Man: Live At Rockpalast 1975
Album:

Live At Rockpalast 1975

Medium: CD+DVD
Stil:

Psychedelic, Rock, Blues, Folk, Westcoast

Label: MIG music
Spieldauer: CD – 60:00 / DVD – 66:00
Erschienen: 31.10.2025
Website: [Link]

Raritäten-Alarm!
Ohne Frage ist dieser DVD-CD-Doppeldecker mit dem 1975er-Auftritt von MAN im Rockpalast ein absoluter Sammler-Leckerbissen (für den man schon verdammt tief in den Rockpalast-Archiven wühlen musste), selbst wenn das Konzert der walisischen Band nicht durchgängig professionell klingt, denn nicht umsonst genossen MAN damals – also vor mehr als einem halben Jahrhundert – nur einen Geheimstatus, obwohl man sie neben PINK FLOYD als Mitbegründer der Prog/Psychedelic-Szene des Undergrounds zählte.
Die Jungs um den 2017 verstorbenen singenden Gitarristen und Keyboarder DEKE LEONARD (der auch einige beachtliche Solo-Alben veröffentlichte) ließen sich nie die Freude am progressiven Musizieren nehmen und waren noch dazu extrem schwer in irgendwelche stilistischen Schubladen zu stecken. Selbst wenn der eine oder andere Ton ziemlich schief klang, z.B. wie am Konzertbeginn, das mit „7171-551“ mit ein paar schrägen Tönen an der Gitarre eröffnet wird.

Super.
Das ist eben live.
Gleiches gilt dann auch für den folgenden schrägen Gesang. MAN präsentierten eigentlich ziemlich geile Kompositionen, deren Live-Aufführung allerdings hinter den ersten Stücken etwas zurückblieb, die deutlich besser im Studio für das damals aktuelle Album „Maximum Darkness“ aufgenommen worden waren.
Dagegen offenbart Schlagzeuger Terry Williams seine ganz große Klasse, sodass es nach diesem Konzert nicht verwundert, dass er (nachdem sich MAN 1977 im Streit aufgelöst hatte) ab 1982 bis 1988 bei den DIRE STRAITS hinter den Fellen den Stammplatz einnahm.

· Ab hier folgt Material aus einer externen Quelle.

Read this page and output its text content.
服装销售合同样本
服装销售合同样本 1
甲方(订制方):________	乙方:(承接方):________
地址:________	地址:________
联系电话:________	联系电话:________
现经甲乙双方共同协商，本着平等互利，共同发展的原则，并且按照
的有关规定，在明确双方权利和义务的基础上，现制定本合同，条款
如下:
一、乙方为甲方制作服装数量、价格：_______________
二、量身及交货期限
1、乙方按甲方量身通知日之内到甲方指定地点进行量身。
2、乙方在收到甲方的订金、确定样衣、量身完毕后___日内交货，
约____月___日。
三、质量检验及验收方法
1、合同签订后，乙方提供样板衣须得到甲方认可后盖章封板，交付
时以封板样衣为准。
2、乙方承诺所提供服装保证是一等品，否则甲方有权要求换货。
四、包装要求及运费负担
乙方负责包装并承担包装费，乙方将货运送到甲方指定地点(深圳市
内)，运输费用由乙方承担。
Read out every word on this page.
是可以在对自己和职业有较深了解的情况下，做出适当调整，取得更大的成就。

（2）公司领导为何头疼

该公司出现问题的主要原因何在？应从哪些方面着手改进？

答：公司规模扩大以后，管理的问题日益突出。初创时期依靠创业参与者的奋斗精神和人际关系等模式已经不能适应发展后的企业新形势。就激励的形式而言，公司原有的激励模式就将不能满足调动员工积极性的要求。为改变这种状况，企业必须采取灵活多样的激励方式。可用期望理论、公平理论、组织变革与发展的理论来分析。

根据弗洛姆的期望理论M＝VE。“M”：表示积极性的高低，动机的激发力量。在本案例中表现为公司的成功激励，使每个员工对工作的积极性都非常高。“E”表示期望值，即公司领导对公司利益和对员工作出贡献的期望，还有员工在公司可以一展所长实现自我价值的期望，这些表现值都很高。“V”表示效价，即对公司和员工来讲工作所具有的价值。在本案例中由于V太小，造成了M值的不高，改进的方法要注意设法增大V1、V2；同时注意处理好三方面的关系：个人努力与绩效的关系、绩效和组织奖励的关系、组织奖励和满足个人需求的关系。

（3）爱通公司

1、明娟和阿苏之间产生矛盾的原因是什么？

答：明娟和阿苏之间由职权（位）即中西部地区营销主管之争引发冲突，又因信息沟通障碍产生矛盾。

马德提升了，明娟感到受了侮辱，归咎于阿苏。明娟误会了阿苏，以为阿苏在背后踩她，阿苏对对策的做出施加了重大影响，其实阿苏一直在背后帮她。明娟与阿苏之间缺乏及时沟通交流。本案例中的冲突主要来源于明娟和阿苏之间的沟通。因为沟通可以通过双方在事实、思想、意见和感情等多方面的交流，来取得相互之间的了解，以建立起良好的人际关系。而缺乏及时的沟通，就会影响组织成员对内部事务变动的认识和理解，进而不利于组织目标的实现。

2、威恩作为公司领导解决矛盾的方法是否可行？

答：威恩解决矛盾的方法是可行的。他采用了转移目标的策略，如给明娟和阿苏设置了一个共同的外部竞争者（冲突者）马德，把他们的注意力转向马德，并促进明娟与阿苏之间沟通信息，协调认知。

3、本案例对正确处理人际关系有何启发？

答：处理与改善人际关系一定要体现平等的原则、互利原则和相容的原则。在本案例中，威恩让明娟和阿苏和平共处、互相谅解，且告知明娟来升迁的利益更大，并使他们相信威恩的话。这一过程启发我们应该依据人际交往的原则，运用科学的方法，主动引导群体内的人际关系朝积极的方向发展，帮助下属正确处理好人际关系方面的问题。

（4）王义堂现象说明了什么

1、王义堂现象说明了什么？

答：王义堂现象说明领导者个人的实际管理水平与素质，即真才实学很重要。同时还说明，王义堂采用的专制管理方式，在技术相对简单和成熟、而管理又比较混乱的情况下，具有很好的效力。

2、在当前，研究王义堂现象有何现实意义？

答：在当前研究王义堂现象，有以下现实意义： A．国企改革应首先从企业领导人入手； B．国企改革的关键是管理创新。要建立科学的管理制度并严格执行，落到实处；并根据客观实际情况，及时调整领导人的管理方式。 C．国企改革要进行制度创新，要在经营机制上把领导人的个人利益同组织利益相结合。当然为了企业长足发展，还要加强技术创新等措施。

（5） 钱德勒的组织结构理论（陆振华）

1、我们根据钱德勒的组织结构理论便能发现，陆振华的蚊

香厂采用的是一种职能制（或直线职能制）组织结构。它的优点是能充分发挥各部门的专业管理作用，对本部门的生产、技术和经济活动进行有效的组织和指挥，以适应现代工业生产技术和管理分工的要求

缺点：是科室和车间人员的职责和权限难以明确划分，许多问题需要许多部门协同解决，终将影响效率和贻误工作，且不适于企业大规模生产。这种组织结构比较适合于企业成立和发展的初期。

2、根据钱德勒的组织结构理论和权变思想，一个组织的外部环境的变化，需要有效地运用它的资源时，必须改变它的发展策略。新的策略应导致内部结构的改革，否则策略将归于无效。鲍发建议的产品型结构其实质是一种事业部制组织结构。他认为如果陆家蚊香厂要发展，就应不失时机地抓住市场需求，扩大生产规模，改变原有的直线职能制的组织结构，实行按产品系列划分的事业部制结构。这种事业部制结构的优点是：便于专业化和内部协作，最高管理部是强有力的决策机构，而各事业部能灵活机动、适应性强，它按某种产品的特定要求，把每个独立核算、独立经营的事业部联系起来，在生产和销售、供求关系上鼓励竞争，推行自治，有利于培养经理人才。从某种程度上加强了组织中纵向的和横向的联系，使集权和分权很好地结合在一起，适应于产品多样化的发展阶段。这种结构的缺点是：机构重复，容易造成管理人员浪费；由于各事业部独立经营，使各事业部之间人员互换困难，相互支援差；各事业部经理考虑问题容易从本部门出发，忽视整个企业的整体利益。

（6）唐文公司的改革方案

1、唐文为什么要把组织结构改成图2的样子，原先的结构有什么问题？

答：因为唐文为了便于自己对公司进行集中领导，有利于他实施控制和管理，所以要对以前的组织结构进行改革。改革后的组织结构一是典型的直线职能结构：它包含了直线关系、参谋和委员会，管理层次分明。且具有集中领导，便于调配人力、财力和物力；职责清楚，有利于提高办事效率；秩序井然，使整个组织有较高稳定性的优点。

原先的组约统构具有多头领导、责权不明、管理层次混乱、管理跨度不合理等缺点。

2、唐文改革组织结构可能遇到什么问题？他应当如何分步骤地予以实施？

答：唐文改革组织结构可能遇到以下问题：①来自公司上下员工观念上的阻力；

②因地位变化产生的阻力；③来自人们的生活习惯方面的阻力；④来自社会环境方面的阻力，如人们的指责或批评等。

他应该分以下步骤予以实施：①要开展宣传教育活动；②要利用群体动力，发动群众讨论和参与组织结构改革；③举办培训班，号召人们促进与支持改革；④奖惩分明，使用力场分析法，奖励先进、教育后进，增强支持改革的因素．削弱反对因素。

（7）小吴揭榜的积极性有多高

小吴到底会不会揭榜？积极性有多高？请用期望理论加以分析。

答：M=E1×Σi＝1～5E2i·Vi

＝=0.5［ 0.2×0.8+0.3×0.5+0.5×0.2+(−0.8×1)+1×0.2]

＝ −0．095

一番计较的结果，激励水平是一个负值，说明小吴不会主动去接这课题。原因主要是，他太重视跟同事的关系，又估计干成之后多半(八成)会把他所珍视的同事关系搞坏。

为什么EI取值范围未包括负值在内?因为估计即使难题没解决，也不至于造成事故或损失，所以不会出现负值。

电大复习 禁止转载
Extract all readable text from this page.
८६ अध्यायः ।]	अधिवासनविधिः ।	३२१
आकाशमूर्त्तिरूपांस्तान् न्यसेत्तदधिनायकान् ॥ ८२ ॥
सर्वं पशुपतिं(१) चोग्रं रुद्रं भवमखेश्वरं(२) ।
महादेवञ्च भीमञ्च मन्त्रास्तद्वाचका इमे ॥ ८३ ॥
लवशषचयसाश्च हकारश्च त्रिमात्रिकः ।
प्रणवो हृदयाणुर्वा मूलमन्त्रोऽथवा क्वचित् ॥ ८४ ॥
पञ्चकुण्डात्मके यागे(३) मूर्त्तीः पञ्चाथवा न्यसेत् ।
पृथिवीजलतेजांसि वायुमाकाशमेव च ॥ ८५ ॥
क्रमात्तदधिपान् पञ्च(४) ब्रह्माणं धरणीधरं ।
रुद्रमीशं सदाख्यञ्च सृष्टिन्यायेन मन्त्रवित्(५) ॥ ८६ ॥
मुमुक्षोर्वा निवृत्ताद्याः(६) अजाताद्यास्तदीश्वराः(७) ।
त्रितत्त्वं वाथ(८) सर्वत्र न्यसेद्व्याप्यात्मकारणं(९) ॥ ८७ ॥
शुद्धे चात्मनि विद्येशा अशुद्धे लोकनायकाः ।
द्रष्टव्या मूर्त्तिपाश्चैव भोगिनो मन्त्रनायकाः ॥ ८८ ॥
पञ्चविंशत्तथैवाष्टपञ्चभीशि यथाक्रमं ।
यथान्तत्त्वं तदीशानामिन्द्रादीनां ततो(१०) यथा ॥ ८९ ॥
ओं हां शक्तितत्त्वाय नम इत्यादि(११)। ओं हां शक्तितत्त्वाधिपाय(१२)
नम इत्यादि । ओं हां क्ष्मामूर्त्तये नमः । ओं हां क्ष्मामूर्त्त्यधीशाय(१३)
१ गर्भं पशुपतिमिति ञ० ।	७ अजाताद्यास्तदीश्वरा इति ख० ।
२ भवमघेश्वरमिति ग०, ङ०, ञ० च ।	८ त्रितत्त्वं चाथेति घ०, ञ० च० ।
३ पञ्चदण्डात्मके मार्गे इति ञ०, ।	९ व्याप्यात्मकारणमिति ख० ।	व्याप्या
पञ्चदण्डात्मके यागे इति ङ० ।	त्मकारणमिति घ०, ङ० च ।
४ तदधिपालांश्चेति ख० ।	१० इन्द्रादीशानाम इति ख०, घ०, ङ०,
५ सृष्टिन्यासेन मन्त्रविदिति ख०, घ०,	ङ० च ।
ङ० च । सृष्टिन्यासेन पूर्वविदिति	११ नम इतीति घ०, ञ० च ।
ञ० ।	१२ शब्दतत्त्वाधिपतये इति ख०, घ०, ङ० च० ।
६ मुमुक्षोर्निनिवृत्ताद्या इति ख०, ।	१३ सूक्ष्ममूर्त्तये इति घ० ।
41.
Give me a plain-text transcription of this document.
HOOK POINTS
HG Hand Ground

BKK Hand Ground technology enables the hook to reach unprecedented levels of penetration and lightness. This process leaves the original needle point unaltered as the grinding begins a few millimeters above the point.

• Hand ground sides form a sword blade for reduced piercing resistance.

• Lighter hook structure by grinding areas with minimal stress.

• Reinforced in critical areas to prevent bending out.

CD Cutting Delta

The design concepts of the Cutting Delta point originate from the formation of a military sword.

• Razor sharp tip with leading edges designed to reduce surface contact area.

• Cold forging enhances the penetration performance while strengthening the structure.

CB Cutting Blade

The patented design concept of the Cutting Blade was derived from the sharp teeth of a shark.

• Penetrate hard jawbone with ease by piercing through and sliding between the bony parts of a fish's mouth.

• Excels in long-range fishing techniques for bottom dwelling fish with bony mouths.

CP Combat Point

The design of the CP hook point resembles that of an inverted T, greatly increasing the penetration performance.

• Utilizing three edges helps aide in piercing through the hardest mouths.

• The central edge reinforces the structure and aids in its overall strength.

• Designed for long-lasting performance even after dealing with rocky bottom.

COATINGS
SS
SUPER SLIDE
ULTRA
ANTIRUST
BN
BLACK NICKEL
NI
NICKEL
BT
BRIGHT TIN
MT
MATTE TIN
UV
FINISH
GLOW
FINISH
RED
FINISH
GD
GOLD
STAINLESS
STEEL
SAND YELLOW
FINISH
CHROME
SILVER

Im Laufe des Konzerts spielen und singen sich die Gitarristen allerdings immer besser ein und lassen es ordentlich krachen, sodass sie ab dem „Hard Way To Die“ nicht mehr Gefahr laufen, auch auf der Bühne sterben zu müssen, sondern ab dem „Hard Way To Live“ kurz vor Konzertende gehörig abgefeiert werden. Bei dieser schwer einzuordnenden Musik dürfen auf jeden Fall die Freunde von BIRTHCONTROL, besonders wegen der vielen Orgel-Parts, begeistert sein. Denn genau diese Band kommt einem beim Hören von MAN immer wieder in den Sinn, da sie härteren Rock und verspielte Psychedelic sowie Blues und Folk ordentlich miteinander verknüpfen.

In puncto der psychedelischen Klangwelt schlägt dann das über 23 Minuten lange „C'mon“ mit einem drogenschwanger getränkten Intro und einer extrem wilden – dieses Mal in Richtung QUICKSILVER MESSENGER SERVICE sowie WISHBONE ASH und LED ZEPPELIN tendierend – Nummer komplett ein. Leider ist der Sound dieser Aufnahme trotz liebevoller Nachbearbeitung nicht sehr hochwertig und der Gesang kommt etwas verwaschen rüber; völlig egal: diese Live-Version ist ein absolutes Highlight – voller Soli und breit angelegten Improvisationen –, das man nicht nur als MAN-Fan gehört und gesehen haben sollte.

Später darf man dann den extrem seltsamen und schwer verständlichen deutschsprachigen Ansagen über eine Flasche Orangensaft oder politische Gesinnungen ihres Bassisten Martin Ace lauschen und sich seinen eigenen Reim darauf machen. Der Mann, der als einziges verbliebenes Mitglied heute noch bei MAN aktiv ist, besitzt viel Humor, so schwer man diesem auch bei seinen Deutschkenntnissen folgen kann – und ist ein herrliches Gegenstück zu solchen deutschen Knallchargen wie einem Grönemeyer oder Krumbiegel, die einem heutzutage als Musiker die politische Welt besserwissend und intolerant von der Bühne aus erklären wollen.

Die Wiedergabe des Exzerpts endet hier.